As are their SKSs... I've had both them and the Russian models. I highly prefer the chinese guns. better workmanship and fit & finish.


----------



## coolbluestreak (Jun 27, 2011)

Yeah, that ain't good.


----------



## rob883 (Oct 3, 2007)

i had this happen with a 357 .It was hand loads and my fault but i got a brand new gun out of it.I sent it back to Taurus for examination and i got no report back but a new gun.I told them that i had reloads in it.There warranty says not good if reloads are used


----------



## MrFish (Aug 21, 2009)

The guy that did this years ago, claimed he was shooting factory loads. He stopped posting on the thread after there were numerous questions about what load and why there wasn't a lawsuit. There was never difinitive proof that he had some handloads too hot, but I think everyone knows that we would've heard about a lawsuit if those were factory loads that did that.


----------



## shootnstarz (May 4, 2011)

Baitcaster said:


> I bet that 20 grains of Accurate #2 would probably give the same results .


 
Or Win 296 !!!

Rick


----------



## MULLET HUNTER (Oct 3, 2007)

Crazy stuff, if it's real....


----------



## MrFish (Aug 21, 2009)

MULLET HUNTER said:


> Crazy stuff, if it's real....


It's real, just not with chinese ammo. The guy did pop himself in the head pretty good.


----------



## TraderDan (Jul 25, 2009)

I can't even begin to imagine as to how that much damage can result from a heavy load, doesn't seem like you could pack enough of the correct powder in the case to result in all that. Maybe the wrong powder, i could see.


----------



## kaferhaus (Oct 8, 2009)

TraderDan said:


> I can't even begin to imagine as to how that much damage can result from a heavy load, doesn't seem like you could pack enough of the correct powder in the case to result in all that. Maybe the wrong powder, i could see.
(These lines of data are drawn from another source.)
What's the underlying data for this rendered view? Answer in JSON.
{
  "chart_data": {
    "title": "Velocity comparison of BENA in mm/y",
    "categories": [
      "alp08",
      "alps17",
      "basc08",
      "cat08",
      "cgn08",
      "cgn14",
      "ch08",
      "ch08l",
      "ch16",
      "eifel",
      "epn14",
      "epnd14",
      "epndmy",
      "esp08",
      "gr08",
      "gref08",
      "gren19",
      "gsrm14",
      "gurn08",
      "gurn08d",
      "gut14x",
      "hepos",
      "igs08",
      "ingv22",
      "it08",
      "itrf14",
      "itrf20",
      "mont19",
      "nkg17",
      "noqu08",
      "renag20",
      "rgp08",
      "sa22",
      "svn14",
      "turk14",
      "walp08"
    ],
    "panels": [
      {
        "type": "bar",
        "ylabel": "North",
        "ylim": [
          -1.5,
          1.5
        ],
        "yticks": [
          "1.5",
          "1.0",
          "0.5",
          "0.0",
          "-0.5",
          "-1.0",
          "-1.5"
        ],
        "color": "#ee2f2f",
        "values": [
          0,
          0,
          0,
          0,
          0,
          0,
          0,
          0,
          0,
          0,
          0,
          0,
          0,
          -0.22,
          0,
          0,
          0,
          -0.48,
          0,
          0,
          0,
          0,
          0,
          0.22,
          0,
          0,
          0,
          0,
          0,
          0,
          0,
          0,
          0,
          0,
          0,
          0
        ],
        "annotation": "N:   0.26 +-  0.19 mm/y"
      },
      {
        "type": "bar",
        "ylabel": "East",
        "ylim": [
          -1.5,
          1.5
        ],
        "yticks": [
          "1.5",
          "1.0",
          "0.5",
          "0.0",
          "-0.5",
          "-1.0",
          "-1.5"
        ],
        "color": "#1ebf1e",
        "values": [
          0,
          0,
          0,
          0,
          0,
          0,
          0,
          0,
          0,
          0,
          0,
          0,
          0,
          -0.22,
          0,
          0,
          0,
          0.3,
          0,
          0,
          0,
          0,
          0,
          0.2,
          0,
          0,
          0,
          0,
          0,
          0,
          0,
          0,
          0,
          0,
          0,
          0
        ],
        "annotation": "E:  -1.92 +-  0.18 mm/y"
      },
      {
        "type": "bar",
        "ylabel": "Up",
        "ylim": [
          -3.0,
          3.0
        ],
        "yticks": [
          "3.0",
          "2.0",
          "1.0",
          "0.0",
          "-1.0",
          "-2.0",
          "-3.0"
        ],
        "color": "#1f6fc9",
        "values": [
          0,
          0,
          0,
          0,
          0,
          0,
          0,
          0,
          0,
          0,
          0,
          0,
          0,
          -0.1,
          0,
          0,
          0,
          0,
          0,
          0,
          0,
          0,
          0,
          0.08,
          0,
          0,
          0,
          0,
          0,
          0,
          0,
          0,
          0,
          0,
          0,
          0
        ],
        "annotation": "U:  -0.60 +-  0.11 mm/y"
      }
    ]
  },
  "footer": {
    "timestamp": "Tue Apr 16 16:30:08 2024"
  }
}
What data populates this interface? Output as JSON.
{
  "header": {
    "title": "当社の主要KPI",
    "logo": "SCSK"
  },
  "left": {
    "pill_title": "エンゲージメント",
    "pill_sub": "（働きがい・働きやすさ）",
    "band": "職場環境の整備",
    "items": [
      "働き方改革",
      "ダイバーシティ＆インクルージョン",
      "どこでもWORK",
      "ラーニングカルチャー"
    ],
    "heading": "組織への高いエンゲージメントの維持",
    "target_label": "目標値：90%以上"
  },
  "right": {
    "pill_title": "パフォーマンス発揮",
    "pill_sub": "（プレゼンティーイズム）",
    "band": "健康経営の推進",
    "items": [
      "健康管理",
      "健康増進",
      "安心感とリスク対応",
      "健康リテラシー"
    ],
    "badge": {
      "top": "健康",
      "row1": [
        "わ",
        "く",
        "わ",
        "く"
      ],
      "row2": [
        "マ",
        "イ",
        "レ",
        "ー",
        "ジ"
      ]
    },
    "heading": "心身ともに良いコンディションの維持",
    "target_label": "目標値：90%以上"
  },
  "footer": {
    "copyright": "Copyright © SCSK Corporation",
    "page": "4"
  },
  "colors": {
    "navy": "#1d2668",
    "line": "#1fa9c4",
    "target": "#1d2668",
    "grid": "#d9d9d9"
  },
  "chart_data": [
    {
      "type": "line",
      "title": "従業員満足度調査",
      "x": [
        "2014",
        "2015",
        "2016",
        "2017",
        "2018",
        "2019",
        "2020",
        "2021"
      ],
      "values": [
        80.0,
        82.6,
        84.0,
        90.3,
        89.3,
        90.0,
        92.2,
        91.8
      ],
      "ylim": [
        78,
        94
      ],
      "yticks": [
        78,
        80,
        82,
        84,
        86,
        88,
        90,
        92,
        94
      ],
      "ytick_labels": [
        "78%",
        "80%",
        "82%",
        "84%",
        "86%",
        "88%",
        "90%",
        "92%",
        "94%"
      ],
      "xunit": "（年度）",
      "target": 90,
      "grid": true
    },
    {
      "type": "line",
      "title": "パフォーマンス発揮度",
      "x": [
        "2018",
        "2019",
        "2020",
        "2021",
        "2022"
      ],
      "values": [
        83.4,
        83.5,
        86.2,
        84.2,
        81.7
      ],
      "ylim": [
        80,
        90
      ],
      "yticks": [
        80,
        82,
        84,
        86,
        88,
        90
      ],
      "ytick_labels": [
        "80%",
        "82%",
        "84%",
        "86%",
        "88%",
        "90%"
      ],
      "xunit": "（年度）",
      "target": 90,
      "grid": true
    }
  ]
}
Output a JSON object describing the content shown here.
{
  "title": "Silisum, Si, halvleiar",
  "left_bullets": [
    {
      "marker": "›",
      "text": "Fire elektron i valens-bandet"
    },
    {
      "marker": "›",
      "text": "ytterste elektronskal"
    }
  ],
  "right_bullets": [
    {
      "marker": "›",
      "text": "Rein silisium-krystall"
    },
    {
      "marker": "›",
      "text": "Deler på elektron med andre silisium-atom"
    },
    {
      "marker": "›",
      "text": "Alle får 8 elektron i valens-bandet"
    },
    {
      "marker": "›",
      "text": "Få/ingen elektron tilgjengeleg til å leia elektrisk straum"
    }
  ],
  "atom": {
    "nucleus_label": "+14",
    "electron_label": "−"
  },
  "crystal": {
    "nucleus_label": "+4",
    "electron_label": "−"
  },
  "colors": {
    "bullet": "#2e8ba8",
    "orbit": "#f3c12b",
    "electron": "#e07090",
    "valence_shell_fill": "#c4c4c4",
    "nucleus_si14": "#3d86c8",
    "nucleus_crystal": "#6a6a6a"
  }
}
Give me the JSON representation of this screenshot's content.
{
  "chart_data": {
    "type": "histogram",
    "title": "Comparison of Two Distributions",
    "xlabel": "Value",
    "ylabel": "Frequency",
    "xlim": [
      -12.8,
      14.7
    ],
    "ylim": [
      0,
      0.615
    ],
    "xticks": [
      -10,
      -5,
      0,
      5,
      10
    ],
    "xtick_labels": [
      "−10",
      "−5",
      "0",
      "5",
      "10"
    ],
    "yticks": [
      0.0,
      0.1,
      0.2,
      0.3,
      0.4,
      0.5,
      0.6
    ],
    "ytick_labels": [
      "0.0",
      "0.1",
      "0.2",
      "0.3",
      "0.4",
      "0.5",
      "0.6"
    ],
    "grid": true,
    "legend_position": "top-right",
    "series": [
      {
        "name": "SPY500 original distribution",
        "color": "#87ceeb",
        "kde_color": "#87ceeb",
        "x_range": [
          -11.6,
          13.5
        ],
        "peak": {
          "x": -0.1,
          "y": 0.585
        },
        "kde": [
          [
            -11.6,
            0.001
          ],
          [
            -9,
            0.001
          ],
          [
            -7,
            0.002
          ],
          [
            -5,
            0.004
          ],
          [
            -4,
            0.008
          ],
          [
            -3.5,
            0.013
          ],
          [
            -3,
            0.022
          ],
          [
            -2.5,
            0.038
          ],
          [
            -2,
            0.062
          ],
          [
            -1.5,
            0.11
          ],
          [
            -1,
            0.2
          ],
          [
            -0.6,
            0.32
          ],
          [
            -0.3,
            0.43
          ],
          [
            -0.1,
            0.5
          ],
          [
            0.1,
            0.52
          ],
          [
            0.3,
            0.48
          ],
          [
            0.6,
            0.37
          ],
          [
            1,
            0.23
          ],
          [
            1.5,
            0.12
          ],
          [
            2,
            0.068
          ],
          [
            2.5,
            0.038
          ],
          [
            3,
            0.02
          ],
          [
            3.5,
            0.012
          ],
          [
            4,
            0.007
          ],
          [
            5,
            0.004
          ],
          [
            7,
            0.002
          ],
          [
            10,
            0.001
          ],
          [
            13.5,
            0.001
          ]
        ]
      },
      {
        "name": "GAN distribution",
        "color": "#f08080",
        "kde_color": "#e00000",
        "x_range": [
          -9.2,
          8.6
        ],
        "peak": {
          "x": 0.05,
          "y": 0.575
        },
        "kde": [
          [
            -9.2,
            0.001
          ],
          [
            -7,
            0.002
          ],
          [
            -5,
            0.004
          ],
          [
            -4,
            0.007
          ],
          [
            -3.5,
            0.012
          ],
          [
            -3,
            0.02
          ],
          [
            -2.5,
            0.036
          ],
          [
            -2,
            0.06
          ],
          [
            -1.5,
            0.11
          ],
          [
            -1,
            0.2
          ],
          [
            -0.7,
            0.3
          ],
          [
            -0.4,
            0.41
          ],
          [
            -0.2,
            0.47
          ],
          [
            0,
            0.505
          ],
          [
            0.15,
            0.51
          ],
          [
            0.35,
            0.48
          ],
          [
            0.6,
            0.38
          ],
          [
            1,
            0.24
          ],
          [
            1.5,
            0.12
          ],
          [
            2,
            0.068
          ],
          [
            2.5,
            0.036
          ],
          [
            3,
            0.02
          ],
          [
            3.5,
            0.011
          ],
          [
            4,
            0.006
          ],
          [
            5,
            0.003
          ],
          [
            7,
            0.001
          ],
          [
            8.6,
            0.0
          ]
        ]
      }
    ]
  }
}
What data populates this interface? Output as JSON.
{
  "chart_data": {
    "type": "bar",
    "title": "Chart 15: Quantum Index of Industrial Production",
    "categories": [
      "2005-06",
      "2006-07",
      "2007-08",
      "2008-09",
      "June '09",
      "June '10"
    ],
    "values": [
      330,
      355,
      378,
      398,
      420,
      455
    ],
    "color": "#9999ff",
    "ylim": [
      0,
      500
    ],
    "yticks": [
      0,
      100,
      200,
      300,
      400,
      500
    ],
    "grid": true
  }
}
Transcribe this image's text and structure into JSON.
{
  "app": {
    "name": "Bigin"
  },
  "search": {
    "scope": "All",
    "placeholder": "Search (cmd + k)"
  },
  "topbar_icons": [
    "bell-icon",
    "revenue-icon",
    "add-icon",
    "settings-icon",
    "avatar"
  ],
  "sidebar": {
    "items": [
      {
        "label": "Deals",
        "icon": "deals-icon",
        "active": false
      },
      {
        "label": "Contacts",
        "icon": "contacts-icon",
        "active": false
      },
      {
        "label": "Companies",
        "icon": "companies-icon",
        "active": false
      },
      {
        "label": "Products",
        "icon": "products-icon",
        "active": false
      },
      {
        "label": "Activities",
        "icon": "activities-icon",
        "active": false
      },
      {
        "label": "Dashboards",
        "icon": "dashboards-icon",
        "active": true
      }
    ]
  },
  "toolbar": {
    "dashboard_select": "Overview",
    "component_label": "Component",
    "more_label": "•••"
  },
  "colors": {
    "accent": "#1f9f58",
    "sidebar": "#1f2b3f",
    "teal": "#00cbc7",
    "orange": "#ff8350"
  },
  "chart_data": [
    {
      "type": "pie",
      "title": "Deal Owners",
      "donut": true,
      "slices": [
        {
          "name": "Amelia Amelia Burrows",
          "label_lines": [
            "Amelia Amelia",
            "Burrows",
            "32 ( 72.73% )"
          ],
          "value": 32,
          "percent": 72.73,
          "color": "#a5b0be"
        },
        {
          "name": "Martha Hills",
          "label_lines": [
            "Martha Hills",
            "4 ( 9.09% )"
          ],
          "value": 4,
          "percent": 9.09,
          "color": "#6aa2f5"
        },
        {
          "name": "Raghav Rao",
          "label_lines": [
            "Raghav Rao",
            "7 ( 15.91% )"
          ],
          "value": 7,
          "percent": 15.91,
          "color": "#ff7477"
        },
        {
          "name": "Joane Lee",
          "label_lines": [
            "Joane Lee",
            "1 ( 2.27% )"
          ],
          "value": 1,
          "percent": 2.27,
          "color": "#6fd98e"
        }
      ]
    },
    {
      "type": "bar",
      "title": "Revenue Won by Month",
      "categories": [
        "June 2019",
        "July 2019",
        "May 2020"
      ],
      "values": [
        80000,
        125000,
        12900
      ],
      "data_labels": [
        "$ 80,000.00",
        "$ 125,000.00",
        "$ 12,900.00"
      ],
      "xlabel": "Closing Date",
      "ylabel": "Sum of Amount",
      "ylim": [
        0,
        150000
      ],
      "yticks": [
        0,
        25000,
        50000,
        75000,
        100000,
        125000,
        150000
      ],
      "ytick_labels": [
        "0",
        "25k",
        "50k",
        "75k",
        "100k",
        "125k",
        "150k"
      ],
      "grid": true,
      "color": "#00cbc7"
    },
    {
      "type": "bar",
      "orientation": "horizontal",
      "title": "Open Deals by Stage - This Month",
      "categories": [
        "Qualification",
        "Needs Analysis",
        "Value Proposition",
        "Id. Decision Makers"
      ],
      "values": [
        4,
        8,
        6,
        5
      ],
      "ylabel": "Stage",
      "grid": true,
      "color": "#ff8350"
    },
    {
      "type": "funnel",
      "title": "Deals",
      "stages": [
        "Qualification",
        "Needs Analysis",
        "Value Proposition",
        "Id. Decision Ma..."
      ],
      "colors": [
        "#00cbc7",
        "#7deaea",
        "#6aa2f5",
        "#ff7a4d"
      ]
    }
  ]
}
Up to a point, pressure rises linearly. After that it can spike very suddenly with only a slight increase in powder. Smiths are strong pistols. Ruger's are much more so. I saw a ruger super redhawk blow the cylinder to pieces and the top strap bent upwards into a upside down "V". The shooter escaped injury but a bystander was hit in the face with a piece of the cylinder and cut badly.

Never found out how the lawsuit came out.


----------